The Regional Kurdish Administration officially started pumping crude oil to the international market on Monday. Nearly 100,000 barrels of oil were sent from the Taq Taq and Tawke oil fields to the national pipeline and carried off to Ceyhan, according to reports. Tawke is being developed jointly by independent Norwegian oil company DNO and Turkey's Genel Enerji, while Swiss-Canadian Addax Petroleum Corp. is jointly operating the Taq Taq field with Genel Enerji.
Security analyst Nihat Ali Özcan, of the Economic Policy Research Foundation, said the pumping of northern Iraqi oil to Turkey was positive but warned that expecting a swift solution to the PKK problem through oil sales would be "too much optimism."
"The opening of the pipeline for oil shipments to international markets, including Turkey, is a positive development but keeping expectations too high for a solution to the PKK problem would be too much optimism," he told the Daily News.
The Kurdish exports have nothing to do with the PKK, according to northern Iraqi journalist Rebwar Karim Wali. "Trade has never stopped with Turkey even at times when the northern Iraqi administration has taken no steps against the PKK. The border gate has always remained open," he told the Daily News over the phone.

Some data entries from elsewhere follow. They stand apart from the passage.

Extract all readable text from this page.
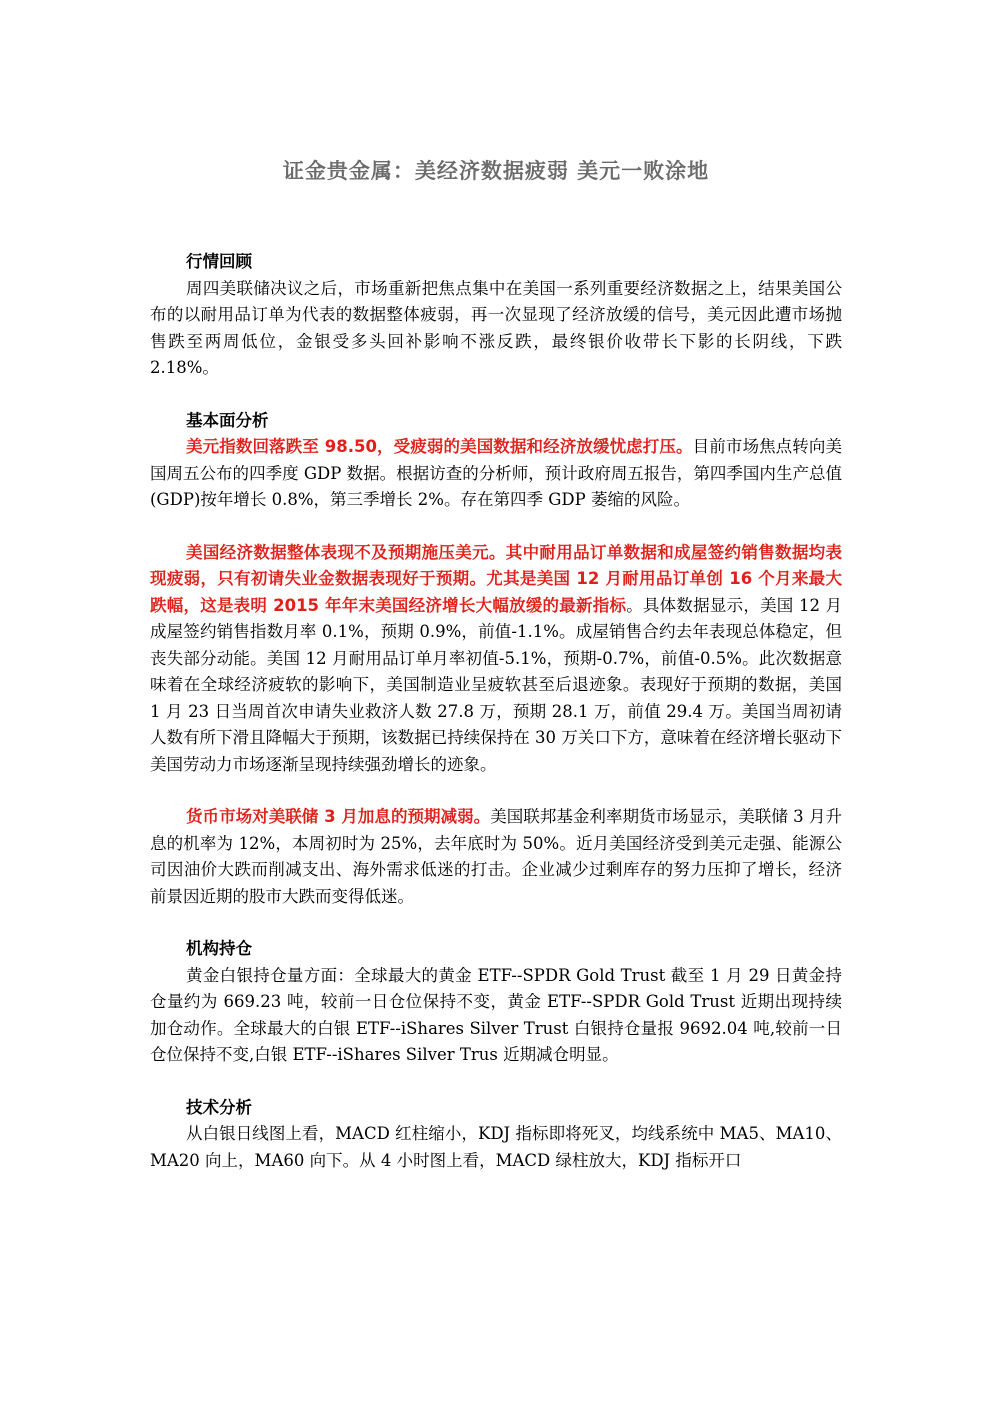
证金贵金属：美经济数据疲弱 美元一败涂地
行情回顾

周四美联储决议之后，市场重新把焦点集中在美国一系列重要经济数据之上，结果美国公布的以耐用品订单为代表的数据整体疲弱，再一次显现了经济放缓的信号，美元因此遭市场抛售跌至两周低位，金银受多头回补影响不涨反跌，最终银价收带长下影的长阴线，下跌 2.18%。

基本面分析

美元指数回落跌至 98.50，受疲弱的美国数据和经济放缓忧虑打压。目前市场焦点转向美国周五公布的四季度 GDP 数据。根据访查的分析师，预计政府周五报告，第四季国内生产总值(GDP)按年增长 0.8%，第三季增长 2%。存在第四季 GDP 萎缩的风险。

美国经济数据整体表现不及预期施压美元。其中耐用品订单数据和成屋签约销售数据均表现疲弱，只有初请失业金数据表现好于预期。尤其是美国 12 月耐用品订单创 16 个月来最大跌幅，这是表明 2015 年年末美国经济增长大幅放缓的最新指标。具体数据显示，美国 12 月成屋签约销售指数月率 0.1%，预期 0.9%，前值-1.1%。成屋销售合约去年表现总体稳定，但丧失部分动能。美国 12 月耐用品订单月率初值-5.1%，预期-0.7%，前值-0.5%。此次数据意味着在全球经济疲软的影响下，美国制造业呈疲软甚至后退迹象。表现好于预期的数据，美国 1 月 23 日当周首次申请失业救济人数 27.8 万，预期 28.1 万，前值 29.4 万。美国当周初请人数有所下滑且降幅大于预期，该数据已持续保持在 30 万关口下方，意味着在经济增长驱动下美国劳动力市场逐渐呈现持续强劲增长的迹象。

货币市场对美联储 3 月加息的预期减弱。美国联邦基金利率期货市场显示，美联储 3 月升息的机率为 12%，本周初时为 25%，去年底时为 50%。近月美国经济受到美元走强、能源公司因油价大跌而削减支出、海外需求低迷的打击。企业减少过剩库存的努力压抑了增长，经济前景因近期的股市大跌而变得低迷。

机构持仓

黄金白银持仓量方面：全球最大的黄金 ETF--SPDR Gold Trust 截至 1 月 29 日黄金持仓量约为 669.23 吨，较前一日仓位保持不变，黄金 ETF--SPDR Gold Trust 近期出现持续加仓动作。全球最大的白银 ETF--iShares Silver Trust 白银持仓量报 9692.04 吨,较前一日仓位保持不变,白银 ETF--iShares Silver Trus 近期减仓明显。

技术分析

从白银日线图上看，MACD 红柱缩小，KDJ 指标即将死叉，均线系统中 MA5、MA10、MA20 向上，MA60 向下。从 4 小时图上看，MACD 绿柱放大，KDJ 指标开口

He said that Iraqi Kurdish leaders could not launch a military campaign against the PKK because the north is the only stable area of Iraq.
"Neither the Unites States nor Turkey would want a source of instability in the north that could risk economic interests here," he said. "The Kurdish administration could only ban the PKK's political bureaus and revoke the licenses of the PKK-linked television channels and newspapers and these steps have already been taken."
The Iraqi journalist also noted that oil exports would not bring a significant income to the region, adding that all the hopes were pinned on the pending Iraqi oil and revenue sharing law that will end the uncertainty over how the energy sources are allocated.
The Kurdish administration has so far signed oil and gas contracts with 27 companies worldwide, which were not yet approved by the central Iraqi government.